We report a case of a 63-year-old Caucasian female that presented to our clinic for a five-week eruption of red ‘bumps’ on the scalp. The patient stated that these asymptomatic lesions began appearing following intravitreal injections with bevacizumab for central serous choroidopathy. The patient was receiving these injections at three-week intervals. The lesions began just prior to the third injection, which was six weeks following the initial injection. The patient’s past medical history was pertinent for osteoarthritis and gastroesophageal reflux disease. The patient’s medications had been unchanged for over one year and include tramadol, acetaminophen, alendronate, ranitidine, fish oil, calcium supplements, vitamin D3, and lutein.

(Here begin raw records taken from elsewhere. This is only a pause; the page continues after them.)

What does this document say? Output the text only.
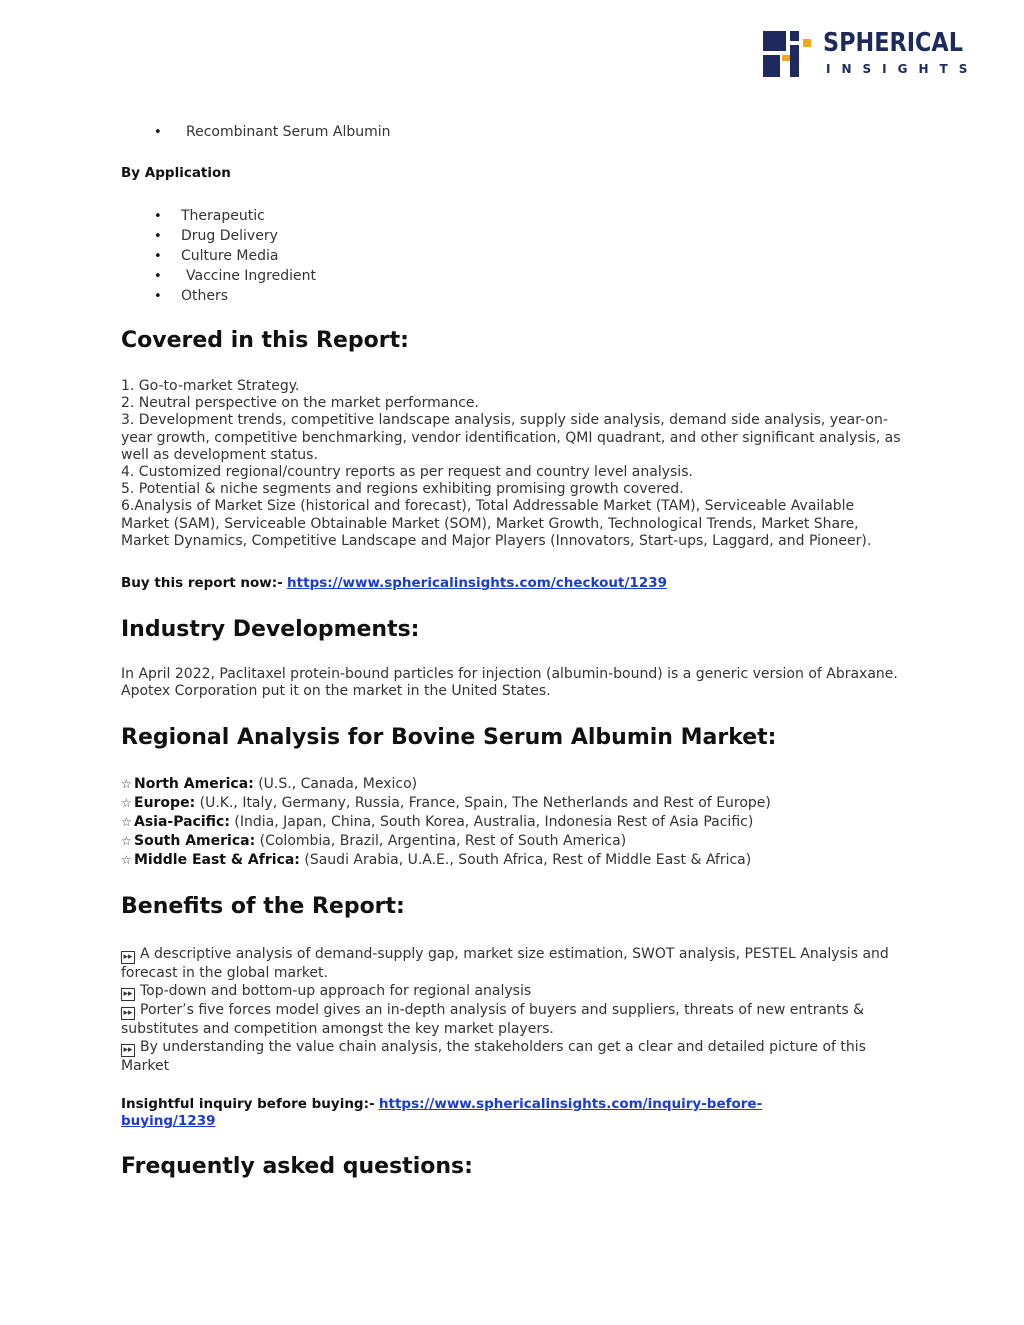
SPHERICAL
INSIGHTS
• Recombinant Serum Albumin
By Application
• Therapeutic
• Drug Delivery
• Culture Media
• Vaccine Ingredient
• Others
Covered in this Report:
1. Go-to-market Strategy.
2. Neutral perspective on the market performance.
3. Development trends, competitive landscape analysis, supply side analysis, demand side analysis, year-on-year growth, competitive benchmarking, vendor identification, QMI quadrant, and other significant analysis, as well as development status.
4. Customized regional/country reports as per request and country level analysis.
5. Potential & niche segments and regions exhibiting promising growth covered.
6.Analysis of Market Size (historical and forecast), Total Addressable Market (TAM), Serviceable Available Market (SAM), Serviceable Obtainable Market (SOM), Market Growth, Technological Trends, Market Share, Market Dynamics, Competitive Landscape and Major Players (Innovators, Start-ups, Laggard, and Pioneer).
Buy this report now:- https://www.sphericalinsights.com/checkout/1239
Industry Developments:
In April 2022, Paclitaxel protein-bound particles for injection (albumin-bound) is a generic version of Abraxane. Apotex Corporation put it on the market in the United States.
Regional Analysis for Bovine Serum Albumin Market:
☆ North America: (U.S., Canada, Mexico)
☆ Europe: (U.K., Italy, Germany, Russia, France, Spain, The Netherlands and Rest of Europe)
☆ Asia-Pacific: (India, Japan, China, South Korea, Australia, Indonesia Rest of Asia Pacific)
☆ South America: (Colombia, Brazil, Argentina, Rest of South America)
☆ Middle East & Africa: (Saudi Arabia, U.A.E., South Africa, Rest of Middle East & Africa)
Benefits of the Report:
▸▸ A descriptive analysis of demand-supply gap, market size estimation, SWOT analysis, PESTEL Analysis and forecast in the global market.
▸▸ Top-down and bottom-up approach for regional analysis
▸▸ Porter’s five forces model gives an in-depth analysis of buyers and suppliers, threats of new entrants & substitutes and competition amongst the key market players.
▸▸ By understanding the value chain analysis, the stakeholders can get a clear and detailed picture of this Market
Insightful inquiry before buying:- https://www.sphericalinsights.com/inquiry-before-
buying/1239
Frequently asked questions:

On physical examination, the patient was noted to have indurated annular erythematous plaques with a central depression and a fine peripheral scale. These annular plaques extended from the frontal hairline along the medial vertex to the crown of the scalp. The patient’s blood count, metabolic profile, antinuclear antibody and anti-La antibody were all normal; however, the anti-Ro antibody was elevated at 3.1 u/mL A punch biopsy of a representative lesion was obtained, which revealed vacuolar interface change, a superficial and deep dermal perivascular and perifollicular lymphocytic infiltrate. Based on the clinical and histological findings, a diagnosis of subacute cutaneous lupus erythematosus was made.
The patient discontinued the bevacizumab injections, and was treated with clobetasol ointment twice daily to the affected areas. At the two-week up follow-up visit, the patient’s annular plaques had resolved with only minimal post-inflammatory hyperpigmentation. Following the discontinuation of the bevacizumab, the patient did not have any new lesions develop.